The Adelaide Scene: S Is For Spaceship

While Adelaide music nerds like I am well aware of the masses of indie rock and acoustic acts making their multiple appearances at various venues around the city, there’s a hive of punk groups also generating some decent reputations around the place too. Drawing crowds up to sites including Black Market, Enigma and Fowlers Live every weekend, these bands may not be your run-of-the-mill troubadours, but they’re groups of individuals who are making their own unique mark on the local scene. I had a chat with the lead singer of one of these up and coming bands, just to get a perspective on what being a part of this punk/post-hardcore scene is like.

S Is For Spaceship is only relatively new to the live circuit, but as front man Geoff Baddams tells me, they’ve been formulating material for a while. “I was the last member to join the original line up,” he explains. “When I auditioned for the band, they had tried out a few singers already, none of which had worked out. I just swung by one of their band practices and sung a couple of songs for them. We’ve been gigging since about October 2010. I joined about six months before then and they’d been writing songs for about a year before that. ”

For the 21 year old, music has always been something of interest, as well as the desire to be the main guy behind the microphone. “I started learning guitar in the sixth grade and since then I’ve played guitar and done back-up vocals in a couple of other bands. I’d always wanted to be the frontman in a band because I’ve always loved singing and I wanted the freedom to jump around and be an idiot on the stage without having a guitar to hang on to.”

Having checked out the band a few months ago, a relative newbie to this type of live gig, I was impressed with the sense of community and familiarity which exists between not only the band members, but also with their audience, many of whom also play in various bands around Adelaide. “We’re like one big happy family! …Well yes and no.” Baddams jokes.

Elaborating further, he goes on to tell me a bit on what makes S Is For Spaceship different. “Our style is a mixing pot of all the things we love,” Baddams says. “We love all different things, so while we have punk/rock influences, we’re definitely not purely a punk/rock band.

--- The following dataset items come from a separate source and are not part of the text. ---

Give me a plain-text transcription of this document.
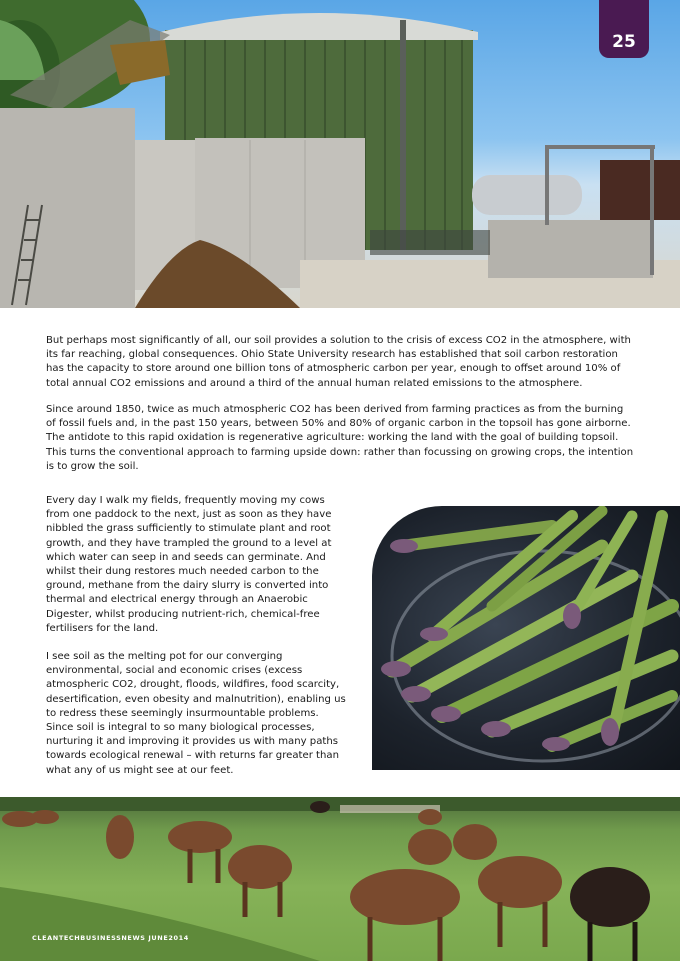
25

But perhaps most significantly of all, our soil provides a solution to the crisis of excess CO2 in the atmosphere, with its far reaching, global consequences. Ohio State University research has established that soil carbon restoration has the capacity to store around one billion tons of atmospheric carbon per year, enough to offset around 10% of total annual CO2 emissions and around a third of the annual human related emissions to the atmosphere.

Since around 1850, twice as much atmospheric CO2 has been derived from farming practices as from the burning of fossil fuels and, in the past 150 years, between 50% and 80% of organic carbon in the topsoil has gone airborne.

The antidote to this rapid oxidation is regenerative agriculture: working the land with the goal of building topsoil. This turns the conventional approach to farming upside down: rather than focussing on growing crops, the intention is to grow the soil.

Every day I walk my fields, frequently moving my cows from one paddock to the next, just as soon as they have nibbled the grass sufficiently to stimulate plant and root growth, and they have trampled the ground to a level at which water can seep in and seeds can germinate. And whilst their dung restores much needed carbon to the ground, methane from the dairy slurry is converted into thermal and electrical energy through an Anaerobic Digester, whilst producing nutrient-rich, chemical-free fertilisers for the land.

I see soil as the melting pot for our converging environmental, social and economic crises (excess atmospheric CO2, drought, floods, wildfires, food scarcity, desertification, even obesity and malnutrition), enabling us to redress these seemingly insurmountable problems. Since soil is integral to so many biological processes, nurturing it and improving it provides us with many paths towards ecological renewal – with returns far greater than what any of us might see at our feet.

CLEANTECHBUSINESSNEWS JUNE2014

Our live performance is definitely a unique feature of Spaceship. We’ve had feedback from people that don’t even like our music, saying that they were massively entertained by our onstage antics.”

So, for a band that isn’t simply a ‘punk/rock’ band, how does the Spaceship crew work, creatively?

“Most of the music we are writing at the moment begins with Nikki (Arrowsmith), Craven (Ben Craven) and I coming up with ideas on guitar and then drums, keyboard and vocals are added later. We usually spend a lot of time tweaking the song, shuffling the order around and adding little features to it before we actually perform. Lately I’ve been screwing around with electronic music production, so from now on I’d imagine that will affect the way we write the songs. We’re thinking about adding second guitar parts to the new Spaceship material, so you may see me onstage with a guitar sometime in the future!”

For the up-and-comers, the next few months are going to be ones of development and production, as they take a break from gigging to concentrate on writing some new material. Influences can often form a large part of a band’s direction, something which Baddams states is almost impossible to avoid. “We aren’t trying to sound like anybody in particular, but you can’t really avoid being impacted by artists you love. When the band started, we were all intensely into bands like Four Year Strong and A Day To Remember.”

With bands like S Is For Spaceship steadily building up reputations around town as a decent and entertaining live act, I can only assume that there’s definitely something good brewing locally. As a ‘niche’ genre, the punk/rock scene can often come off as being quite exclusive and only appealing to a certain type of music nut. As Baddams explains, it’s the infiltration and adaptation of other musical influences into their sorts of music which is starting to gain the attention of a wider audience and not just the general punk/rock crowds. “Pure punk rock has become a bit of a niche, but lots of bands drawing influences from the style and expanding on it are definitely noticeable to a wider audience.”